C’était un matin comme tant d’autres, avec son lot de bonheurs et de malheurs, de petits miracles et de catastrophes. C’est ce jour-là, si semblable aux autres, qu’elle apparut, soudainement, sans que personne ne comprenne pourquoi.

 

En un instant, elle avait envahi le globe. Personne n’était épargné. Chacun avait la sienne à ses côté : les Américains, les Européens, les Chinois, les Indiens, les Pygmées, les Esquimaux, les Aborigènes, les Kayapo… Il y en avait partout, toujours proportionnelle à la taille de son humain : une toute petite pour le nourrisson, une immense pour le champion de boxe catégorie poids lourds.

 

En la découvrant, certains crurent tout d’abord à une farce. Puis la voyant bouger, toute seule dans le vide, ils avaient pris peur.

Ne comprenant pas ce qu’elle était, car elle ne se laissait pas autopsier, on pensa à une invasion extra-terrestre et de nombreux spécialistes se perdirent en conjectures en débattant violemment sur cette hypothèse.

 

Tous les médias se penchèrent sur le phénomène, créant une psychose mondiale. Ils montraient l’incapacité des plus grands à comprendre le phénomène et l’angoisse des gouvernements face à ce qu’ils considéraient comme un danger pour les populations.

 

On essaya bien de la tuer, mais elle refusait de mourir. Lorsqu’on faisait mine de l’attaquer, elle disparaissait pour réapparaître en un autre point. Comme si de rien n’était.

 

La Main était là, à côté de chacun.

 

*****

 

Peu à peu, on s’habitua à sa discrète présence et la vie reprit son cours sans que l’on comprenne à quoi rimait cette bizarre apparition. Mais bientôt d’étranges récits se répandirent : la Main ne restait pas toujours impassible.

On racontait qu’un violeur avait été plaqué au sol par sa Main. Qu’un voleur avait reçu la fessée en public après avoir tenté de prendre le sac d’une grand-mère. Qu’un assassin avait été mis en joue avec sa propre arme.

On dut en convenir, la Main ne supportait pas que son humain commette des agressions.

 

C’est ainsi que les guerres en cours s’arrêtèrent d’elles-mêmes, que les mafiosi durent se recycler, que les terroristes furent contraints de déposer les armes.

Pour la première fois de son histoire, l’humanité connut la paix. Il n’y eut plus le moindre conflit. Plus d’arnaques, plus d’attaques, plus de mensonges, plus de coups. Si quelqu’un avait l’idée de s’en prendre à son prochain, l’index de la Main se levait et se balançait de gauche à droite. « Nooonnn ! », disait-il dans son langage muet. La Main veillait à ce que chacun respecte son prochain.

 

Bientôt, les herbes folles, les rouges-gorges, les plantes tropicales, les hippopotames… toutes les espèces végétales et animales se mirent à proliférer, car elles étaient protégées par la Main, impitoyable envers ceux qui ne respectaient pas les richesses de l’environnement.

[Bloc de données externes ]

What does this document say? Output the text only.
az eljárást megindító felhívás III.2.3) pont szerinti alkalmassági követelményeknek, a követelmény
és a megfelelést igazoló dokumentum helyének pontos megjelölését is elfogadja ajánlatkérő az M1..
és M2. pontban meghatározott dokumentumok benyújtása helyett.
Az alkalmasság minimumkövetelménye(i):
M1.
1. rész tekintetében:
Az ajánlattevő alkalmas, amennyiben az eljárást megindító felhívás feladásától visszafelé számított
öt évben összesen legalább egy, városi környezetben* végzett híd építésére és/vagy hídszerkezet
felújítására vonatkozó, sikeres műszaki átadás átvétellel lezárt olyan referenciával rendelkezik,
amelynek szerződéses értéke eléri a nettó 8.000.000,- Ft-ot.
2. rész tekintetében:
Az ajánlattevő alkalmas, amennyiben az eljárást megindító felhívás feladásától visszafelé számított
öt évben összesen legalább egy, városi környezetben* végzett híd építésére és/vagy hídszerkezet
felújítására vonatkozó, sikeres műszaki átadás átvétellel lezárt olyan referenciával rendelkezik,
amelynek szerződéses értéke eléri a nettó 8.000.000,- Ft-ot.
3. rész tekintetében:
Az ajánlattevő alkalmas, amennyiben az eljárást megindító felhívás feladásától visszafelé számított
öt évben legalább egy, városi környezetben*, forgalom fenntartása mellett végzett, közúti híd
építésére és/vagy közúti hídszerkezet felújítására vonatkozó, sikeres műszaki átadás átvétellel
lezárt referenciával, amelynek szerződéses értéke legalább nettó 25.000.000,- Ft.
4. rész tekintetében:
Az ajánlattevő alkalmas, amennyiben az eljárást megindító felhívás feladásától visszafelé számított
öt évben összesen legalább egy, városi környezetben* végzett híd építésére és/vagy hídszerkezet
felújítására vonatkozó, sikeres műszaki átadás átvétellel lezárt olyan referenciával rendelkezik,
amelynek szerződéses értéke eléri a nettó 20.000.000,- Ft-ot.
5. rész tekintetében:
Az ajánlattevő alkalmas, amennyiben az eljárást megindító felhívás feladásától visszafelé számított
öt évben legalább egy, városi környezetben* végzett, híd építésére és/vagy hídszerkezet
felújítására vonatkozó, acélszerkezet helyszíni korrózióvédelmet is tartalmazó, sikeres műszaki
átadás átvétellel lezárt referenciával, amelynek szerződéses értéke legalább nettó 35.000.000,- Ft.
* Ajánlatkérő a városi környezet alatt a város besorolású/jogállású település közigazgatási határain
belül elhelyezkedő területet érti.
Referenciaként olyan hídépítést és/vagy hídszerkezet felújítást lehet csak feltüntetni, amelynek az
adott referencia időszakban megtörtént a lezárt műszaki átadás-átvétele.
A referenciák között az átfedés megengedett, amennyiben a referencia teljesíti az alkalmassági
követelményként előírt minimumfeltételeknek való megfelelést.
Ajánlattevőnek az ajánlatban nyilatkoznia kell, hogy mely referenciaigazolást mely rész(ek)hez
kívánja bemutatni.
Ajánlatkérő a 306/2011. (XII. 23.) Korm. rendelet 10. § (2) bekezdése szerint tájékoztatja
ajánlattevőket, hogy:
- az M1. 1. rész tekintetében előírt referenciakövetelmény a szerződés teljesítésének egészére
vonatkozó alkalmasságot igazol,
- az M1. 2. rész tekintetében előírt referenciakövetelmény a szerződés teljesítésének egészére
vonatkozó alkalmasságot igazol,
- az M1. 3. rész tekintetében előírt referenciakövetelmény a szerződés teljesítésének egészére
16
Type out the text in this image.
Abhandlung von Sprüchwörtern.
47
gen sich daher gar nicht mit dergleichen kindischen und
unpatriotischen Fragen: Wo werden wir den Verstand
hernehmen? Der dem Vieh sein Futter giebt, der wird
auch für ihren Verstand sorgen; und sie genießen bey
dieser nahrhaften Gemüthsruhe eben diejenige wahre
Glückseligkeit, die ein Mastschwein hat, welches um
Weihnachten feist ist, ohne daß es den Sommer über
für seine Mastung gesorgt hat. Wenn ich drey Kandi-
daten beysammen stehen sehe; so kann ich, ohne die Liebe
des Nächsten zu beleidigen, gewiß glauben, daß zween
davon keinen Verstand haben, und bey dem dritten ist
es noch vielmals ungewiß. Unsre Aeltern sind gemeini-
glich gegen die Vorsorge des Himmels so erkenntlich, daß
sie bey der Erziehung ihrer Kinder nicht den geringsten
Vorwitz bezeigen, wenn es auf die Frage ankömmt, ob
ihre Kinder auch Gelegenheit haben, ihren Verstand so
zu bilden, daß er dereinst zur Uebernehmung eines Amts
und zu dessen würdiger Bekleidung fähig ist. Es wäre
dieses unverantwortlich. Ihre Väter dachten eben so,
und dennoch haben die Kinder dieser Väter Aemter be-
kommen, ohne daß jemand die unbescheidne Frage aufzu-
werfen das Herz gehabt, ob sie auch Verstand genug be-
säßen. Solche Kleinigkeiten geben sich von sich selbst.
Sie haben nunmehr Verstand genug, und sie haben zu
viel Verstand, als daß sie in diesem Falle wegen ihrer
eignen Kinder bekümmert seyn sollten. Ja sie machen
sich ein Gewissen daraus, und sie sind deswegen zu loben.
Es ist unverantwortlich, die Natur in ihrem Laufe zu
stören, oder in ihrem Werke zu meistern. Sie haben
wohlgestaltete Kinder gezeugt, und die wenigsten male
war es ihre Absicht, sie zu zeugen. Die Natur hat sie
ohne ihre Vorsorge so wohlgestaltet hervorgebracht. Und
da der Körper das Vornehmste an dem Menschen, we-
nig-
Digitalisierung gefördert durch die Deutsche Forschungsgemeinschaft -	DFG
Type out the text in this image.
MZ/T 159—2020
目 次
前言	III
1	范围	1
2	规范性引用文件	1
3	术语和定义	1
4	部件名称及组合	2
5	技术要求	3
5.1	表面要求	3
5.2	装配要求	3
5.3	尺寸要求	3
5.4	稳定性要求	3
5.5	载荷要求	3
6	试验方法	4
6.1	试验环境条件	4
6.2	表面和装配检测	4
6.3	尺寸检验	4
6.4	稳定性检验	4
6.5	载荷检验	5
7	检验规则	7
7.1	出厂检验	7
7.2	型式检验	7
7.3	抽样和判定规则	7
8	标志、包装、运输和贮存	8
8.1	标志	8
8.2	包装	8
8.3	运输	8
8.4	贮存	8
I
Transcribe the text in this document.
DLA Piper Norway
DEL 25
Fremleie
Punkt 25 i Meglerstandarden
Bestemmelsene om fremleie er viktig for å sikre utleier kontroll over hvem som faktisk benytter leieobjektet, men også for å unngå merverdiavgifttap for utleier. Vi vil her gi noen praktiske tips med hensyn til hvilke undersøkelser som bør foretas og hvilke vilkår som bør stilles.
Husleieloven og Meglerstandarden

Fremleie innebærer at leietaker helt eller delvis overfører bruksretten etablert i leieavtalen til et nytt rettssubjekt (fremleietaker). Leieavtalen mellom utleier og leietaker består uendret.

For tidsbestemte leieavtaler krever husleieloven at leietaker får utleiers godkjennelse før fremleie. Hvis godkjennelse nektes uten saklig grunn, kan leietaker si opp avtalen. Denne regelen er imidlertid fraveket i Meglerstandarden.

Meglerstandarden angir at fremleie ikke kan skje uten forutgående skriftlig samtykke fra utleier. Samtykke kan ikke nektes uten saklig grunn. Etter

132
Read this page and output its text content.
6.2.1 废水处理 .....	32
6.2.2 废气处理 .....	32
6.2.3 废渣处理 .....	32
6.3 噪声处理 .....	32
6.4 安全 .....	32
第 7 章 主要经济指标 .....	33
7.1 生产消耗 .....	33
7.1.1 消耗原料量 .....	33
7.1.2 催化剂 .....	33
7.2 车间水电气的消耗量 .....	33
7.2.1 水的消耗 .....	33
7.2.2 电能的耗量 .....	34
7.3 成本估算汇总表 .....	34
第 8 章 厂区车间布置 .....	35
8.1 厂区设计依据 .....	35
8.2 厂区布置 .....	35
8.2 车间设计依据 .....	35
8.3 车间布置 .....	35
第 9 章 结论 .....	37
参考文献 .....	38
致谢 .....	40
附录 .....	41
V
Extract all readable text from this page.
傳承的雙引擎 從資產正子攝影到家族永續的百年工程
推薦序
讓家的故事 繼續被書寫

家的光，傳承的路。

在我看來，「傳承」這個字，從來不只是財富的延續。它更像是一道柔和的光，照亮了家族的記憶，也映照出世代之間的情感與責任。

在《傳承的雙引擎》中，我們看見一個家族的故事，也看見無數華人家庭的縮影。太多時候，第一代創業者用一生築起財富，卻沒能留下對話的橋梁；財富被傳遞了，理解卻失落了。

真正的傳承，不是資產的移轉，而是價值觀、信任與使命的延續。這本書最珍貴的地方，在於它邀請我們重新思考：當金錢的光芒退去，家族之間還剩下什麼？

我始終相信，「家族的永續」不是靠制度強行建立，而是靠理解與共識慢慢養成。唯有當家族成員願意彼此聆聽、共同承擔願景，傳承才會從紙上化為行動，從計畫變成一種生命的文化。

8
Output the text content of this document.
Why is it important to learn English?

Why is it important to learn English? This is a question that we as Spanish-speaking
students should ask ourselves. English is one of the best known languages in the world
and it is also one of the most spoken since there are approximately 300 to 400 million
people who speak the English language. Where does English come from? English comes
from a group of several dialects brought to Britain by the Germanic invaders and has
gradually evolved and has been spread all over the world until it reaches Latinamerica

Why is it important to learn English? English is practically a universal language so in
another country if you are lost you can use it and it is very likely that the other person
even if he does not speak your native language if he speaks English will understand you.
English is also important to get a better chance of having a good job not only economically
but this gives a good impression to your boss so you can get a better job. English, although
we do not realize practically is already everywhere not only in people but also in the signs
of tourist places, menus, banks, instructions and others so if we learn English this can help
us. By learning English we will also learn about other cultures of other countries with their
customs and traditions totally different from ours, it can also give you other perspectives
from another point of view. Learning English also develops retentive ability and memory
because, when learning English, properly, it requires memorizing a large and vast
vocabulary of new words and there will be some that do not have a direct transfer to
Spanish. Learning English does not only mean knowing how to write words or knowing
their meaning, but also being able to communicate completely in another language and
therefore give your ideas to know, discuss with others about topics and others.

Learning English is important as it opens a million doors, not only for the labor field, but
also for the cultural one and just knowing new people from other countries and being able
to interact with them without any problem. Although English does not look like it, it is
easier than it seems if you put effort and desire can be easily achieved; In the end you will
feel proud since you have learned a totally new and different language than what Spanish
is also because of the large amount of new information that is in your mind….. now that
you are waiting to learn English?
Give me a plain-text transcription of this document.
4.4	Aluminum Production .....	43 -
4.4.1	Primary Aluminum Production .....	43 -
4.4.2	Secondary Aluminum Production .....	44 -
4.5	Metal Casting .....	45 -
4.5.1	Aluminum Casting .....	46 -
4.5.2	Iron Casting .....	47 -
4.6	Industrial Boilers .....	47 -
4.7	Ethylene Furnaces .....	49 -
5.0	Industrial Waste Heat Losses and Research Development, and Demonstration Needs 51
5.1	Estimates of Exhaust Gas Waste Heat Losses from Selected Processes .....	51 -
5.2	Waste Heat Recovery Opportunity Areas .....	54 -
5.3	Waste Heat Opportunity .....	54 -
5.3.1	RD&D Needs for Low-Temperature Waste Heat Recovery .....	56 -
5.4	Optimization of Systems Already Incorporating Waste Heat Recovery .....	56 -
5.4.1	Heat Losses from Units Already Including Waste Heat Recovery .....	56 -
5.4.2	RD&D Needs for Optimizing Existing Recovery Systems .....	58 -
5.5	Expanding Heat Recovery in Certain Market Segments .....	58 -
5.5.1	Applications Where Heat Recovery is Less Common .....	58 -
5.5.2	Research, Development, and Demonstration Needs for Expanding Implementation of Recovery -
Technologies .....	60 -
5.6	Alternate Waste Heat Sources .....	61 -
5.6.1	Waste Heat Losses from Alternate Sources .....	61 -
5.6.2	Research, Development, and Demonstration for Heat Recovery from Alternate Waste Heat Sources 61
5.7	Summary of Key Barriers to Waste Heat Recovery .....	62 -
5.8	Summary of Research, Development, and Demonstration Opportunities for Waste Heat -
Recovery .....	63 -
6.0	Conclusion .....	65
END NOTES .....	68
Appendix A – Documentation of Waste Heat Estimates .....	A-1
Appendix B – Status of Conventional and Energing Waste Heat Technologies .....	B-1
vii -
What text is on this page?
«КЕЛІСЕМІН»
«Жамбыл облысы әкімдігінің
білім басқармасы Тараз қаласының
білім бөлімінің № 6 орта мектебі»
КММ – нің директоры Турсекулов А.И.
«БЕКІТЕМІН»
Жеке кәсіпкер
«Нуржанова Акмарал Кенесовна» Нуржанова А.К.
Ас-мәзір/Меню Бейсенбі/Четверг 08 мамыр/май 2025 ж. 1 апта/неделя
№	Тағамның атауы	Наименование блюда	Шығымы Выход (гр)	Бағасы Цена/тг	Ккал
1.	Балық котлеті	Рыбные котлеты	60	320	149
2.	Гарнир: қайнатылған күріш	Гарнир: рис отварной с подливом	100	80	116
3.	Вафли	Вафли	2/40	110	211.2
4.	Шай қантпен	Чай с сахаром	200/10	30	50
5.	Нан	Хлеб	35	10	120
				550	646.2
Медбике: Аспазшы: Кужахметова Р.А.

Finies les graves inégalités : au Nord comme au Sud, les biens durent être partagés équitablement.

La Main était également très pointilleuse en matière de diététique : seuls étaient admis les repas équilibrés, laissant bien des familles désemparées face à ce défi qui leur semblait insurmontable.

 

La Main, on dut en convenir, ne voulait pas que son humain prenne le moindre risque, comme si c’était là son seul objectif. Il fallait manger sainement, boire modérément, dormir suffisamment. Tous les sports extrêmes furent bannis. Les professions dangereuses disparurent. Les drogues, légales ou non, ne purent plus être consommées. La Main détectait même les maladies avant qu’elles ne se déclarent, obligeant avec persuasion son humain à se faire soigner rapidement. Le suicide fut bien entendu impossible et toute maladresse réprimée suffisamment tôt pour éviter le pire.

 

La route devint sûre, bien sûr ! Seuls les transports publics avaient le droit de circuler quotidiennement. Les véhicules privés, eux, ne pouvaient partir que dans le respect d’un tournus précis, engendrant de belles crises de nerfs auprès des amoureux de la route qui voyaient les clés de leur chère décapotable ou de leur gros cube préféré se balancer entre le pouce et l’index de la Main.

 

Le sport devint obligatoire pour tous.

Il fut impossible de rester des heures devant son poste de télévision, car passé un certain délai, parfois au milieu du film, la Main forçait son humain d’une chiquenaude habile à se lever du canapé.

Dès qu’elle se mettait à pianoter fébrilement, on savait qu’il fallait rapidement sauvegarder son travail avant que la Main n’éteigne péremptoirement l’ordinateur.

Lorsque de son index, elle montrait l’horloge, les passionnés de jeux vidéo savaient que la partie était terminée sous peine de se voir arracher leur console.

 

Bientôt, les statisticiens le confirmèrent : le taux de mortalité était au plus bas, la mort n’emportant que des personnes très âgées. Quant au taux de natalité, son niveau diminua drastiquement : pas que la Main empêcha les galipettes, mais la libido était en chute libre avec cette gênante présence aux côtés des amoureux transis.

 

Les météorologues étaient perplexes : le climat semblait s’être détraqué. Plus le moindre ouragan, ni de tornades. Finis les orages de grêle et les tempêtes violentes. Seule persistait une petite pluie fine qui arrosait régulièrement les paysages avant le retour du soleil.

 

Les vulcanologues et les spécialistes de la tectonique des plaques se retrouvèrent au chômage technique, car il n’y eut plus ni éruptions volcaniques, ni séismes.

Terminés aussi les incendies de forêt, les avalanches et les inondations. 


La Terre était devenue un monde parfait.

 

*****

 

Il n’y eut plus que des bonnes nouvelles dans les médias. Et chacun appréciait qu’il n’y ait plus ni guerres, ni graves maladies, ni événements dramatiques.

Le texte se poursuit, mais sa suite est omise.